The fundamentals of the Torrent were far from exciting. The 185-horsepower, 3.4-liter V-6 was supplied from China, and it's a version of the engine that was used in GM's minivans (and the Aztek) years earlier. It has plenty of low-end torque, and it did well with the five-speed Aisin automatic, but its character is gruff. Expect around 20 mpg overall. The Torrent had ABS, but with drum brakes in back (four-wheel discs were available from the second year on). The Torrent has electric power steering, with a unit that groaned when new (from our drive experience then) but was otherwise safe yet unexciting.
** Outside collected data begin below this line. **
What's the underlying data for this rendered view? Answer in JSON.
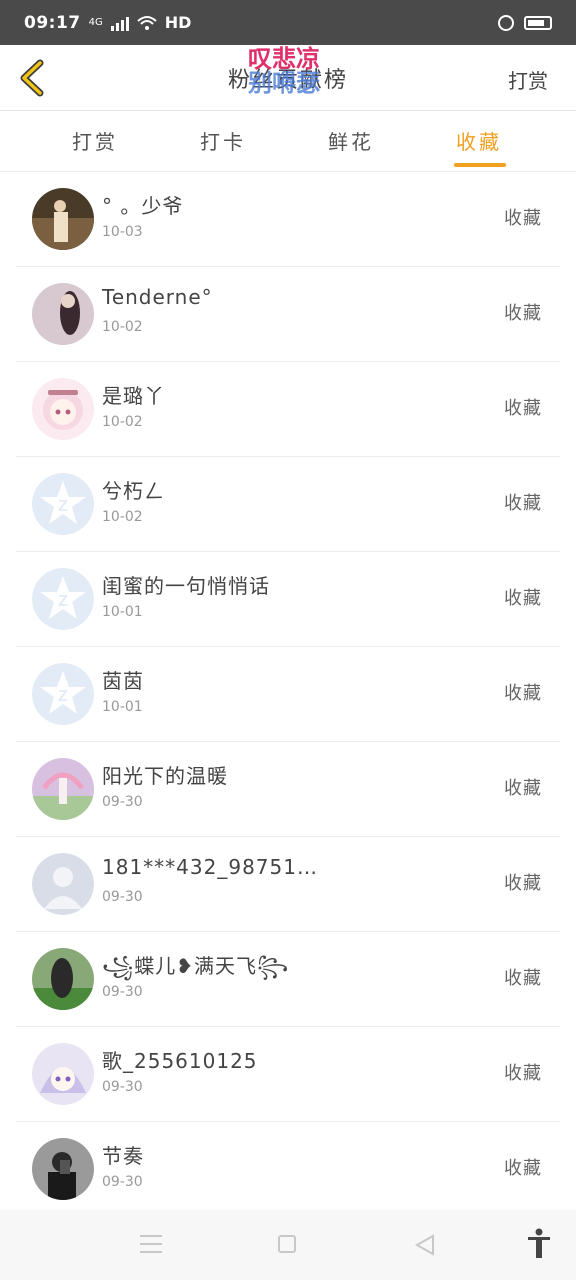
{
  "status_bar": {
    "time": "09:17",
    "network": "4G",
    "hd": "HD"
  },
  "header": {
    "title": "粉丝贡献榜",
    "right_link": "打赏",
    "watermark_top": "叹悲凉",
    "watermark_bottom": "别嘚瑟"
  },
  "tabs": [
    {
      "label": "打赏",
      "active": false
    },
    {
      "label": "打卡",
      "active": false
    },
    {
      "label": "鲜花",
      "active": false
    },
    {
      "label": "收藏",
      "active": true
    }
  ],
  "accent_color": "#f0a020",
  "list": [
    {
      "name": "° 。少爷",
      "date": "10-03",
      "action": "收藏",
      "avatar": "photo-avatar"
    },
    {
      "name": "Tenderne°",
      "date": "10-02",
      "action": "收藏",
      "avatar": "photo-avatar"
    },
    {
      "name": "是璐丫",
      "date": "10-02",
      "action": "收藏",
      "avatar": "anime-avatar"
    },
    {
      "name": "兮朽ㄥ",
      "date": "10-02",
      "action": "收藏",
      "avatar": "default-avatar"
    },
    {
      "name": "闺蜜的一句悄悄话",
      "date": "10-01",
      "action": "收藏",
      "avatar": "default-avatar"
    },
    {
      "name": "茵茵",
      "date": "10-01",
      "action": "收藏",
      "avatar": "default-avatar"
    },
    {
      "name": "阳光下的温暖",
      "date": "09-30",
      "action": "收藏",
      "avatar": "photo-avatar"
    },
    {
      "name": "181***432_98751…",
      "date": "09-30",
      "action": "收藏",
      "avatar": "blank-person-avatar"
    },
    {
      "name": "꧁蝶儿❥满天飞꧂",
      "date": "09-30",
      "action": "收藏",
      "avatar": "photo-avatar"
    },
    {
      "name": "歌_255610125",
      "date": "09-30",
      "action": "收藏",
      "avatar": "anime-avatar"
    },
    {
      "name": "节奏",
      "date": "09-30",
      "action": "收藏",
      "avatar": "photo-avatar"
    }
  ]
}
The Torrent was offered in either front-wheel-drive or all-wheel-drive versions; the AWD system in the Torrent requires some wheelspin in front before it will transfer appreciable torque to the back—so it's not a great pick as a ski vehicle. Given its lack of articulation and tight damping from its front strut, rear four-link suspension, it wasn't an off-road ace either—although, perplexingly, the Torrent included standard skid plates.
All that said, the passenger experience in the Torrent was quite good. These models had comfortable back seats (no third row, though), and the back row could slide fore and aft eight inches to balance out legroom and cargo space. The back doors opened wide, and GM really did a great job loading up the interior with storage spaces. There was even a flexible cargo shelf in back.
A Torrent GXP model that was introduced in 2008, adding a 264-hp, 3.6-liter DOHC V-6, a lower stance, performance suspension, alloy wheels, and far better hydraulic steering—plus a host of added features like sport leather upholstery, heated seats, piano black trim, and a DVD entertainment system.
Although the GXP was much improved, it wasn't on the market for all that long. The Torrent was discontinued with the closure of the Pontiac brand by General Motors, in 2009.